“University is an extremely big contrast to school. I think you’re encouraged to conform or be part of the norm, to follow a certain narrative, whereas when you switch to uni you’re encouraged to be an individual and people pride difference.”
This statement could have been made by anyone who has made the transition from high school to the Australian university system. However, it was made by LGBTQIA+ advocate Louis Hanson.
Louis is a freelance writer and well-practiced in championing the rights of the LGBTQIA+ community. During his first year as a student at the University of Melbourne, he wrote his first article for SBS and has since developed quite the portfolio, contributing to publications including The Guardian, Fairfax, Crikey, Junkee and The Huffington Post. Throw in his work for Out, Thought Catalogue, Acclaim, Archer, Spectrum and Quarterley Essay, and it becomes clear few are as qualified to discuss this topic as eloquently as Louis.
As is the case for many young people who come out, Louis found a distinct difference between his high school and university experiences.
“When I came out, it didn’t have anything to with timing but in hindsight I’m really happy it played out the way it did. I had a gap year between Year 12 and uni and it was really refreshing to start fresh and be quite open and unapologetic about who I was. It was great, it definitely felt like a new lease on life, like going through adolescence again, going through different experiences and interactions. How people were exploring and growing up in school, that’s how I felt going through university.”
“I was in a lot of cultural and gender studies classes so automatically I was surrounded by a lot of diverse people on the sexuality spectrum. It kind of made me realise that at school I was in an absolute bubble but outside of that there was such different personalities. Throughout uni it was a big group of people I hung out with, but everyone was so unique, more representative of life.”
Still, it wasn’t all rosy. Louis recalls trying to locate the queer space room at the University of Melbourne with a friend during his first year, and battling.
“We found it really hard to find. I think it’s changed now but I remember it being on the fourth floor of a random building in the corner and I didn’t know how accessible it would be, and I remember thinking it was maybe a bit disappointing because it wasn’t that visible. I think it’s changed now but I remember thinking that it was a shame that it wasn’t more visible in everyday campus life.”
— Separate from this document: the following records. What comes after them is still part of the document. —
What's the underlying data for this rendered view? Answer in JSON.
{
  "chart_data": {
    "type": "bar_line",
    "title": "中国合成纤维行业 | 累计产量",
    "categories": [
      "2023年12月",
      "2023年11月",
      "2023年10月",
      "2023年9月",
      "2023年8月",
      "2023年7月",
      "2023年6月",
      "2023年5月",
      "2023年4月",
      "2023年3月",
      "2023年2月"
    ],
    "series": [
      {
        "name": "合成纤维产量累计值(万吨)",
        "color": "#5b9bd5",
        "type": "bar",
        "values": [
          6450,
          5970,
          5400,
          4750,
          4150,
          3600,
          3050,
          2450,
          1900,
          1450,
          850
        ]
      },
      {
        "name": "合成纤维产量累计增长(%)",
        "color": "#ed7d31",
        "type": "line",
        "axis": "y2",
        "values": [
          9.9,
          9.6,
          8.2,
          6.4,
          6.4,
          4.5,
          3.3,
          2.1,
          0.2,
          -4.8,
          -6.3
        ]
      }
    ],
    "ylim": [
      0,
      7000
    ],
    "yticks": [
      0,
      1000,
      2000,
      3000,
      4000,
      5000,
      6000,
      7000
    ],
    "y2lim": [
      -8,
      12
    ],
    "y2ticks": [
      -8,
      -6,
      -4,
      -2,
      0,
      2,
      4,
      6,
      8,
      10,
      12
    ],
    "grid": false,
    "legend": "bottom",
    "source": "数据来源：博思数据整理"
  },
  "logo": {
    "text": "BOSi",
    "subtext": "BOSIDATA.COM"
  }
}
Things have certainly changed. Melbourne University boasts queer support services that rival any institution in the country, gay marriage has been legalised in Australia and through the power of advocacy and social media, the rights of the LGBTQIA+ have been firmly pushed in front of the public conscience. There is a way to go yet, undoubtedly, but things are heading in a better direction.
“I’ve always thought that to change attitudes and mindsets you need to be visible and it is all about representation and starting a conversation. Within the last year, with the plebiscite and same sex marriage, there is an increase in visibility. I’ve always said people fear what they don’t understand or what they haven’t been exposed to, and with this increase in representation and visibility, mindsets are changing and it’s been a huge step forward in the last year.”